Part 2

1.8K 166 34
                                    

Hujan!

Irene menghembuskan napas pelan sembari memperhatikan gerimis yang tidak berhenti sejak pagi. Alunan lembut piano yang memainkan Moonlight Sonata oleh Beethoven, menemani Irene di balik meja kasir toko bunga tersebut. Karena hujan, hanya ada sedikit pengunjung yang mampir untuk membeli bunga sehingga Irene lebih banyak memiliki waktu yang ia gunakan untuk menggambar desain baju sambil sesekali menatap ke jalanan. Sudah ada 3 desain baju yang ia gambar pada buku sketsanya hingga akhirnya gadis itu merasa suntuk kehabisan ide. Kedua bola mata Irene tampak fokus menatap ke jalanan, memperhatikan kendaraan yang saling bersahutan membunyikan klakson, memperhatikan para pejalan kaki yang nampak terburu-buru mencari tempat berteduh untuk menghindari hujan. Lonceng yang berbunyi pertanda pintu toko terbuka berhasil menarik perhatian Irene.

"Oh... elo bukannya pelanggan The Coffreak yah?" tanya Irene langsung saat menyadari sosok familiar yang mengunjungi toko bunga.

"Iya," jawab cowok itu singkat.

"Ada yang bisa gue bantu...," Irene menggantung ucapannya saat menyadari bahwa ia tidak tahu siapa nama cowok yang sering mengunjungi kedai kopi Leon.

"Gue Mino," ucap Mino langsung saat mengetahui apa yang membuat Irene menggantung ucapannya. "Kita sering ketemu di The Coffreak, tapi nggak pernah punya kesempatan untuk saling kenalan. Meski gue tau nama elo dari name tag seragam lo,"

"Ah iya...," Irene tertawa pelan menanggapi Mino. "Jadi, apa yang bisa gue bantu buat elo? Butuh buket bunga spesial untuk orang kesayangan elo? Atau butuh tanaman hias buat nyokap elo?"

"Gue butuh buket bunga untuk ultah nyokap gue,"

"Nyokap elo hari ini ultah? Wah... selamat ulang tahun buat nyokap elo yah,"

"Nanti gue sampein,"

"So... buket bunga untuk ultah nyokap elo. Gimana kalau buket bunga yang terdiri dari bunga Lily, bunga anggrek dan bunga lilac?" tawar Irene.

"Gue nggak begitu paham perihal buket bunga jadi gue ikut saran elo aja," jujur Mino.

Irene tertawa pelan. "Oke.. gue siapin dulu pesanan elo. By the way, nyokap elo suka warna apa nih? pink? ungu? putih? merah? biru? atau apa?"

"Violet,"

"I see... a bluish-purple color. A good luck symbol for women,"

Mino memperhatikan gadis mungil itu yang kini sudah menyibukkan diri memilih bunga untuk buket pesanannya. Sesekali Mino menatap ke sekeliling toko bunga dan mencium bau bunga yang menarik perhatiannya.

"Omong-omong, elo part-time juga disini?" tanya Mino.

"Toko bunga ini punya tante gue. Gue cuma sekedar bantuin aja," jawab Irene. "Oh iya, elo kok bisa mampir ke toko bunga ini sih?"

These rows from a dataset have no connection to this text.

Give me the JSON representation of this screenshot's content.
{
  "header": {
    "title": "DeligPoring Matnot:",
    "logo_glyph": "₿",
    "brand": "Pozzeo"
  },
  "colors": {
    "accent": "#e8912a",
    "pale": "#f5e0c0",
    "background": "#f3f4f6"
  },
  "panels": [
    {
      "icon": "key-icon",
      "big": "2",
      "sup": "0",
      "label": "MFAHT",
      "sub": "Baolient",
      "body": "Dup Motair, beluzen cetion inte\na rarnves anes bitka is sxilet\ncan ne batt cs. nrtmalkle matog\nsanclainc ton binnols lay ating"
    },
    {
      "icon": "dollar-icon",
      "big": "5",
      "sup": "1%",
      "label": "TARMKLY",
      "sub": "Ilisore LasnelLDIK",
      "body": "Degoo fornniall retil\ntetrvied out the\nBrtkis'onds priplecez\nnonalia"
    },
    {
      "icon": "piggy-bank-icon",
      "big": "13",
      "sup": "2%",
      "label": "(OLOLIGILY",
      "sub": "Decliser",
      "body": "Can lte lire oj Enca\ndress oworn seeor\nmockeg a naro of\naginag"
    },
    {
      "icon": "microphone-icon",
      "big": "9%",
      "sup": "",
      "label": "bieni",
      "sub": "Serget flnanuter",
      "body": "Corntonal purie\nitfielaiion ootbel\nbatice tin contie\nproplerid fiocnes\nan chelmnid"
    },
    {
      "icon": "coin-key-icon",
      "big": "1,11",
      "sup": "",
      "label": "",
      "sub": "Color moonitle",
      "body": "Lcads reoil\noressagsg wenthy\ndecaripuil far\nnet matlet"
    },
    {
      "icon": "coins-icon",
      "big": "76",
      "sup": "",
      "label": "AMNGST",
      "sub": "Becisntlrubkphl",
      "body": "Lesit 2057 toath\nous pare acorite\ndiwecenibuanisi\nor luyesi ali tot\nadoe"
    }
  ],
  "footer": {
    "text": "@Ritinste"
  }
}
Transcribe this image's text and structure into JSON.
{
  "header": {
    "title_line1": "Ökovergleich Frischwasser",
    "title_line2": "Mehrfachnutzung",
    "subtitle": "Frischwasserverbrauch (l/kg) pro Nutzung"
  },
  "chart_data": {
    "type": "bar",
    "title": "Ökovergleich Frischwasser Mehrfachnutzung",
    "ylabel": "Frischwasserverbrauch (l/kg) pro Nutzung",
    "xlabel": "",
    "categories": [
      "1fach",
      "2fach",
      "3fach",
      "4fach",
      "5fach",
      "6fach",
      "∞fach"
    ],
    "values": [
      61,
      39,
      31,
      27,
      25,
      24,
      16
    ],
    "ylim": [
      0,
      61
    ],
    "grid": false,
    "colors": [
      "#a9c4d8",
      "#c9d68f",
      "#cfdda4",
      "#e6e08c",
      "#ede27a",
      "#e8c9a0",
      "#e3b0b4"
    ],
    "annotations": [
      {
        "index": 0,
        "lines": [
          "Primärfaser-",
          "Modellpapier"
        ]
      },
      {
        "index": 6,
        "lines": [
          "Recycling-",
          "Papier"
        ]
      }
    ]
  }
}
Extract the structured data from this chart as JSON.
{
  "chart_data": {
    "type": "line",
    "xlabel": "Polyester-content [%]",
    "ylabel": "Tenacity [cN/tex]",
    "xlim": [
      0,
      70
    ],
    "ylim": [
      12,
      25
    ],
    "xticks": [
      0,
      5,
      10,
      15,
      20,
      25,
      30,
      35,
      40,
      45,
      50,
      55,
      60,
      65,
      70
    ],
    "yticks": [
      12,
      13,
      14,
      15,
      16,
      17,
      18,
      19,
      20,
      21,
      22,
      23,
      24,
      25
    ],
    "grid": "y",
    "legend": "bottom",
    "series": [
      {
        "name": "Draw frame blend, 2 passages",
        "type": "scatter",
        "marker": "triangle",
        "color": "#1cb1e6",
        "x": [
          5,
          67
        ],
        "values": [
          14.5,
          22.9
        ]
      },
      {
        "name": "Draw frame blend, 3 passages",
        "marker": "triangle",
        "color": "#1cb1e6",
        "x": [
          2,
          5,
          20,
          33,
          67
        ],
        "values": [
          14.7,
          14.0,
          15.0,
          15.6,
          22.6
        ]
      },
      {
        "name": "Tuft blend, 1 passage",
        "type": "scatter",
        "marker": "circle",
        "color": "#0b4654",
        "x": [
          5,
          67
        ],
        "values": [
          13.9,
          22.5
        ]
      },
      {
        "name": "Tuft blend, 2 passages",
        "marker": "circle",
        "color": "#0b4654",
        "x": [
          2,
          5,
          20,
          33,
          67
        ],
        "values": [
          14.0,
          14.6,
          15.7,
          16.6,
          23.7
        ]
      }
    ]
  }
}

"Iseng aja. Gue lagi keliling terus kepikiran kasih buket bunga buat kado nyokap. Alhasil gue mampir ke toko ini secara nggak sengaja yang ternyata lagi ditungguin sama elo," jawab Mino.

"Lucu yah... ternyata elo cuma iseng ke sini dan malah ketemu gue. Padahal gue sempet ge-er elo sengaja kesini nemuin gue," Irene tertawa pelan.

Mino memperhatikan Irene yang tertawa dengan polosnya. Sepercik rasa bersalah menyusup ke dalam hati Mino. Cowok itu baru saja mengucapkan kebohongan pada Irene. Datang ke toko bunga ini bukanlah sebuah keisengan atau ketidaksengajaan. Mino memang sengaja mendatangi toko bunga tersebut setelah selama tiga hari kemarin tidak menemukan Irene di kedai kopi. Terlebih lagi, hari ini bukanlah hari ulang tahun sang mama.

"Beberapa hari kemarin elo nggak kelihatan di kedai. Bukan jadwal part-time elo ya?" Mino iseng bertanya dengan harapan ia bisa mengetahui kemana Irene selama tiga hari kemarin.